First Aid for Eye Injuries in the Workplace

Even when all of the preventive measures are in place, accidents still occur and, in some instances, the need for initial care can be the difference in savings a worker's sight.  Still, it is also important that those providing initial first aid do not make the situation worse.  For all eye injuries, it is important that the worker or any one providing aid:

  • Does not touch, rub or provide pressure to the eye.
  • Do not try to remove anything stuck in the eye or the surrounding area.
  • Do not apply any ointment or medication to the eye.
  • Seek additional care as soon as reasonably possible.

If the worker feels something small such as a dust particle or small debris in their eye:

  • Again, to not touch or rub the affected eye.
  • Flush the eye with lots of water to see if you can wash out the irritant.

For any obvious or potential cuts, punctures or foreign objects found in the eye:

  • Do not try to remove the foreign object or put pressure on the area.
  • If it is felt that it is one of these, do not attempt to wash out the affected eye.
  • Gently place a shield over the eye.  Even the bottom of a paper cup taped to the surround area can serve as a shield.
  • Keep the worker as calm as possible until they can obtain definitive care.

For any chemical splash as well as any other liquid substances:

  • Immediately flush the eye with water making certain that the eye is opened as wide as possible.  Keep flushing the eye for at least 15 minutes even on the way to getting medical assistance.
  • If there is a contact lens in the eye, begin flushing with the contact lens in place.  Be aware that flushing may wash out the lens.
  • Keep the worker as calm as possible until they can obtain definitive care.
  • For additional information on the requirements, types and testing requirements for eyewash stations, go to the article Medical Services and First Aid for Eye Injuries - Emergency Eyewash and Shower Equipment

For any types of blows to the eye:

  • Apply a cold compress or ice pack to the area without applying any pressure.
  • If the pain continues, if there is symptoms of reduced vision, or any blood or discoloration is evident in the eye, seek immediate medical attention.
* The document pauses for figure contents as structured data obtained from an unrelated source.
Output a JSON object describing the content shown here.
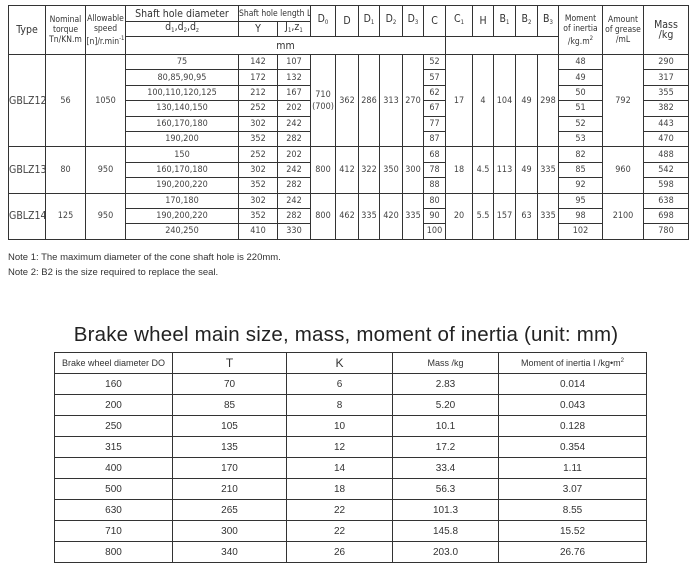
{
  "table1": {
    "headers": {
      "type": "Type",
      "torque": [
        "Nominal",
        "torque",
        "Tn/KN.m"
      ],
      "speed": [
        "Allowable",
        "speed",
        "[n]/r.min"
      ],
      "speed_sup": "-1",
      "shaft_dia": "Shaft hole diameter",
      "shaft_dia_sub": {
        "d": "d",
        "s1": "1",
        "s2": "2",
        "s3": "z"
      },
      "shaft_len": "Shaft hole length  L",
      "y": "Y",
      "j": {
        "j": "J",
        "j_sub": "1",
        "z": "z",
        "z_sub": "1"
      },
      "d0": {
        "text": "D",
        "sub": "0"
      },
      "d": "D",
      "d1": {
        "text": "D",
        "sub": "1"
      },
      "d2": {
        "text": "D",
        "sub": "2"
      },
      "d3": {
        "text": "D",
        "sub": "3"
      },
      "c": "C",
      "c1": {
        "text": "C",
        "sub": "1"
      },
      "h": "H",
      "b1": {
        "text": "B",
        "sub": "1"
      },
      "b2": {
        "text": "B",
        "sub": "2"
      },
      "b3": {
        "text": "B",
        "sub": "3"
      },
      "unit": "mm",
      "inertia": [
        "Moment",
        "of inertia",
        "/kg.m"
      ],
      "inertia_sup": "2",
      "grease": [
        "Amount",
        "of grease",
        "/mL"
      ],
      "mass": [
        "Mass",
        "/kg"
      ]
    },
    "groups": [
      {
        "type": "GBLZ12",
        "torque": "56",
        "speed": "1050",
        "d0": "710\n(700)",
        "d": "362",
        "d1": "286",
        "d2": "313",
        "d3": "270",
        "c1": "17",
        "h": "4",
        "b1": "104",
        "b2": "49",
        "b3": "298",
        "grease": "792",
        "rows": [
          {
            "dia": "75",
            "y": "142",
            "j": "107",
            "c": "52",
            "inertia": "48",
            "mass": "290"
          },
          {
            "dia": "80,85,90,95",
            "y": "172",
            "j": "132",
            "c": "57",
            "inertia": "49",
            "mass": "317"
          },
          {
            "dia": "100,110,120,125",
            "y": "212",
            "j": "167",
            "c": "62",
            "inertia": "50",
            "mass": "355"
          },
          {
            "dia": "130,140,150",
            "y": "252",
            "j": "202",
            "c": "67",
            "inertia": "51",
            "mass": "382"
          },
          {
            "dia": "160,170,180",
            "y": "302",
            "j": "242",
            "c": "77",
            "inertia": "52",
            "mass": "443"
          },
          {
            "dia": "190,200",
            "y": "352",
            "j": "282",
            "c": "87",
            "inertia": "53",
            "mass": "470"
          }
        ]
      },
      {
        "type": "GBLZ13",
        "torque": "80",
        "speed": "950",
        "d0": "800",
        "d": "412",
        "d1": "322",
        "d2": "350",
        "d3": "300",
        "c1": "18",
        "h": "4.5",
        "b1": "113",
        "b2": "49",
        "b3": "335",
        "grease": "960",
        "rows": [
          {
            "dia": "150",
            "y": "252",
            "j": "202",
            "c": "68",
            "inertia": "82",
            "mass": "488"
          },
          {
            "dia": "160,170,180",
            "y": "302",
            "j": "242",
            "c": "78",
            "inertia": "85",
            "mass": "542"
          },
          {
            "dia": "190,200,220",
            "y": "352",
            "j": "282",
            "c": "88",
            "inertia": "92",
            "mass": "598"
          }
        ]
      },
      {
        "type": "GBLZ14",
        "torque": "125",
        "speed": "950",
        "d0": "800",
        "d": "462",
        "d1": "335",
        "d2": "420",
        "d3": "335",
        "c1": "20",
        "h": "5.5",
        "b1": "157",
        "b2": "63",
        "b3": "335",
        "grease": "2100",
        "rows": [
          {
            "dia": "170,180",
            "y": "302",
            "j": "242",
            "c": "80",
            "inertia": "95",
            "mass": "638"
          },
          {
            "dia": "190,200,220",
            "y": "352",
            "j": "282",
            "c": "90",
            "inertia": "98",
            "mass": "698"
          },
          {
            "dia": "240,250",
            "y": "410",
            "j": "330",
            "c": "100",
            "inertia": "102",
            "mass": "780"
          }
        ]
      }
    ],
    "notes": [
      "Note 1: The maximum diameter of the cone shaft hole is 220mm.",
      "Note 2: B2 is the size required to replace the seal."
    ]
  },
  "table2": {
    "title": "Brake wheel main size, mass, moment of inertia (unit: mm)",
    "headers": [
      "Brake wheel diameter DO",
      "T",
      "K",
      "Mass /kg",
      "Moment of inertia  I /kg•m"
    ],
    "inertia_sup": "2",
    "rows": [
      [
        "160",
        "70",
        "6",
        "2.83",
        "0.014"
      ],
      [
        "200",
        "85",
        "8",
        "5.20",
        "0.043"
      ],
      [
        "250",
        "105",
        "10",
        "10.1",
        "0.128"
      ],
      [
        "315",
        "135",
        "12",
        "17.2",
        "0.354"
      ],
      [
        "400",
        "170",
        "14",
        "33.4",
        "1.11"
      ],
      [
        "500",
        "210",
        "18",
        "56.3",
        "3.07"
      ],
      [
        "630",
        "265",
        "22",
        "101.3",
        "8.55"
      ],
      [
        "710",
        "300",
        "22",
        "145.8",
        "15.52"
      ],
      [
        "800",
        "340",
        "26",
        "203.0",
        "26.76"
      ]
    ]
  }
}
Finally, remember that the personnel in Safety needs to be notified whenever an incident occurs where the worker seeks any care beyond initial first aid so that they can look into the situation.  This is not a punitive requirement.  This is the required procedure so that the situation proceeding the injury can be investigated to it can be determined if there are any possible remedies for preventing the same type of injury from occurring in the future.